Une personne physique avait saisi la commission de surendettement des particuliers de Paris afin de bénéficier du traitement de sa situation. La commission avait déclaré son dossier irrecevable le 10 janvier 2025, relevant que la débitrice était propriétaire d’une résidence secondaire dont la valeur excédait son endettement total. Cette décision fut notifiée le 17 janvier 2025 et contestée le 27 janvier suivant.
Devant le juge des contentieux de la protection, la débitrice expliquait que le bien immobilier litigieux dépendait d’une succession comportant cinq héritiers. Elle précisait ne pas souhaiter vendre ce bien afin d’y résider lors de sa retraite. Le magistrat lui accorda un délai pour justifier de la succession en cours et de la valeur réelle du bien. La débitrice ne produisit aucune pièce dans ce délai.
Le juge devait déterminer si une personne propriétaire indivise d’un bien immobilier dont la valeur excède son passif peut être déclarée recevable à la procédure de surendettement.
Le tribunal déclara le recours recevable car formé dans le délai légal de quinze jours. Sur le fond, il confirma l’irrecevabilité au bénéfice de la procédure de surendettement. Le juge releva que « compte tenu de la valeur du bien immobilier et de son endettement », la débitrice « n’est pas en situation de surendettement ».
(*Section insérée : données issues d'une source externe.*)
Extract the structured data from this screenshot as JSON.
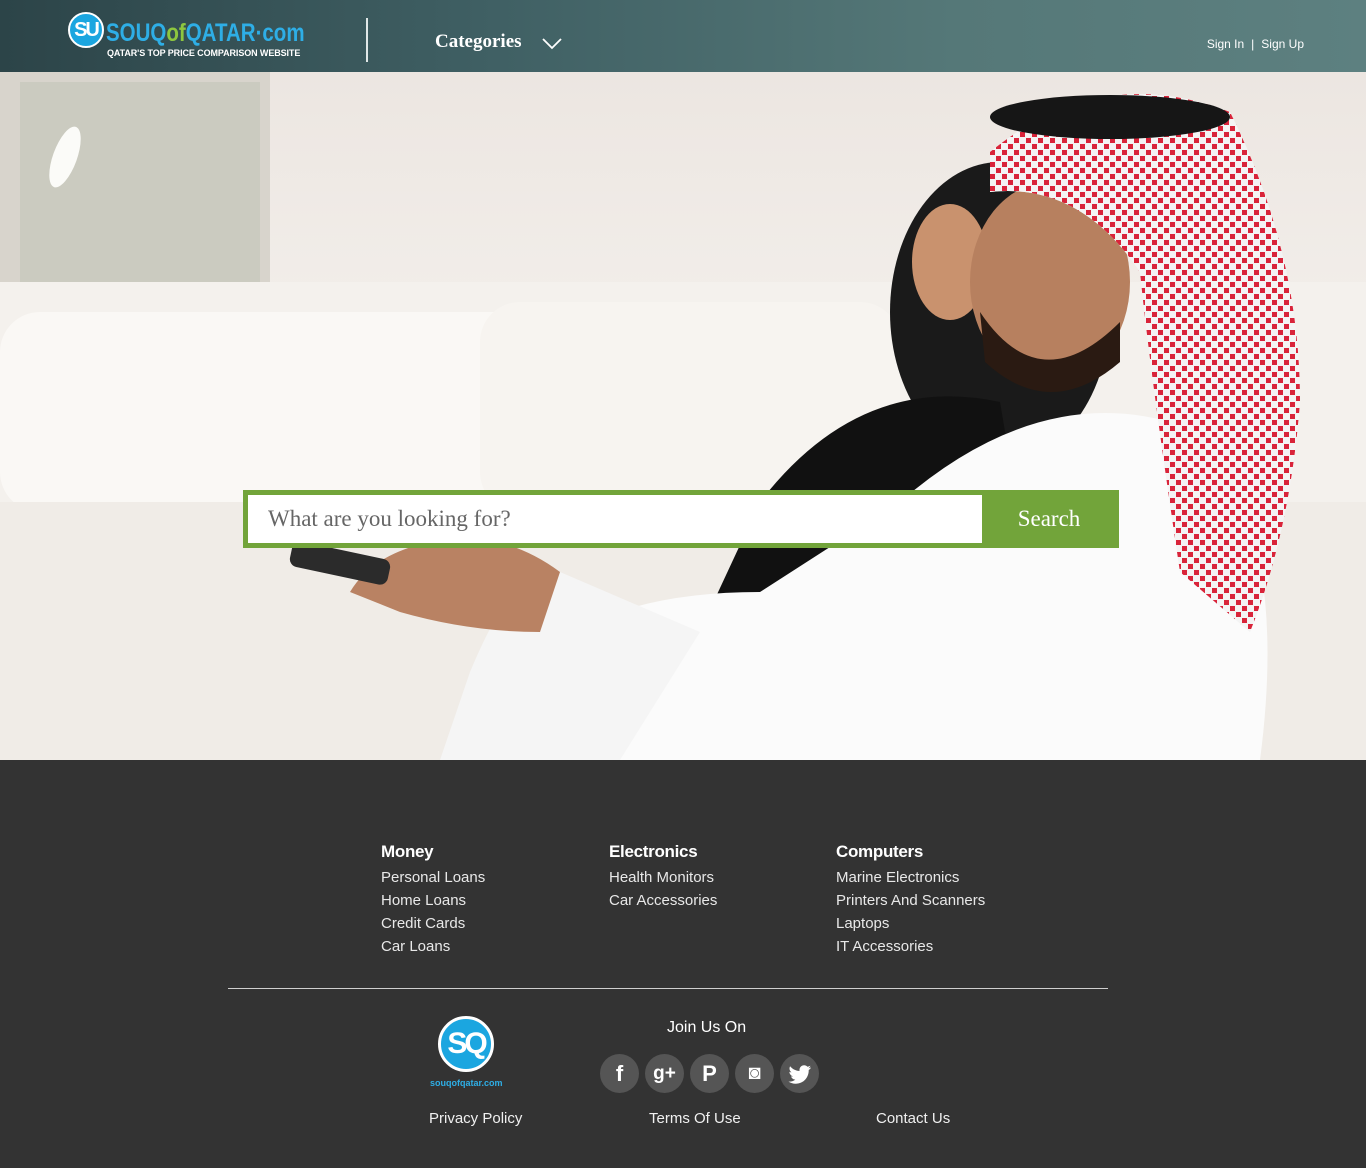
{
  "header": {
    "logo_badge": "SU",
    "logo_word_prefix": "SOUQ",
    "logo_word_of": "of",
    "logo_word_suffix": "QATAR·com",
    "logo_tagline": "QATAR'S TOP PRICE COMPARISON WEBSITE",
    "categories_label": "Categories",
    "sign_in": "Sign In",
    "separator": "|",
    "sign_up": "Sign Up"
  },
  "search": {
    "placeholder": "What are you looking for?",
    "button_label": "Search"
  },
  "footer": {
    "columns": [
      {
        "title": "Money",
        "links": [
          "Personal Loans",
          "Home Loans",
          "Credit Cards",
          "Car Loans"
        ]
      },
      {
        "title": "Electronics",
        "links": [
          "Health Monitors",
          "Car Accessories"
        ]
      },
      {
        "title": "Computers",
        "links": [
          "Marine Electronics",
          "Printers And Scanners",
          "Laptops",
          "IT Accessories"
        ]
      }
    ],
    "logo_badge": "SQ",
    "logo_text": "souqofqatar.com",
    "join_label": "Join Us On",
    "socials": [
      {
        "name": "facebook-icon",
        "glyph": "f"
      },
      {
        "name": "google-plus-icon",
        "glyph": "g+"
      },
      {
        "name": "pinterest-icon",
        "glyph": "P"
      },
      {
        "name": "instagram-icon",
        "glyph": "◙"
      },
      {
        "name": "twitter-icon",
        "glyph": "🐦"
      }
    ],
    "privacy": "Privacy Policy",
    "terms": "Terms Of Use",
    "contact": "Contact Us"
  },
  "colors": {
    "accent_green": "#72a43a",
    "brand_blue": "#1ba6e0",
    "footer_bg": "#333333"
  }
}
La décision retient l’attention en ce qu’elle précise les conditions d’appréciation du surendettement en présence d’un patrimoine immobilier indivis (I) et met en lumière les conséquences de la carence probatoire du débiteur (II).
I. L’appréciation du surendettement en présence d’un patrimoine immobilier indivis
Le juge rappelle la définition légale du surendettement avant d’en tirer les conséquences quant à la prise en compte du patrimoine du débiteur (A), puis examine la situation particulière de l’indivision successorale (B).
A. La condition d’impossibilité manifeste de faire face aux dettes
Le tribunal fonde son analyse sur les articles L. 711-1 et L. 712-1 du code de la consommation. Ces textes définissent le surendettement comme « l’impossibilité manifeste pour le débiteur de bonne foi de faire face à l’ensemble de ses dettes exigibles ou à échoir ». Cette impossibilité doit s’apprécier au regard de l’ensemble des ressources et du patrimoine du débiteur.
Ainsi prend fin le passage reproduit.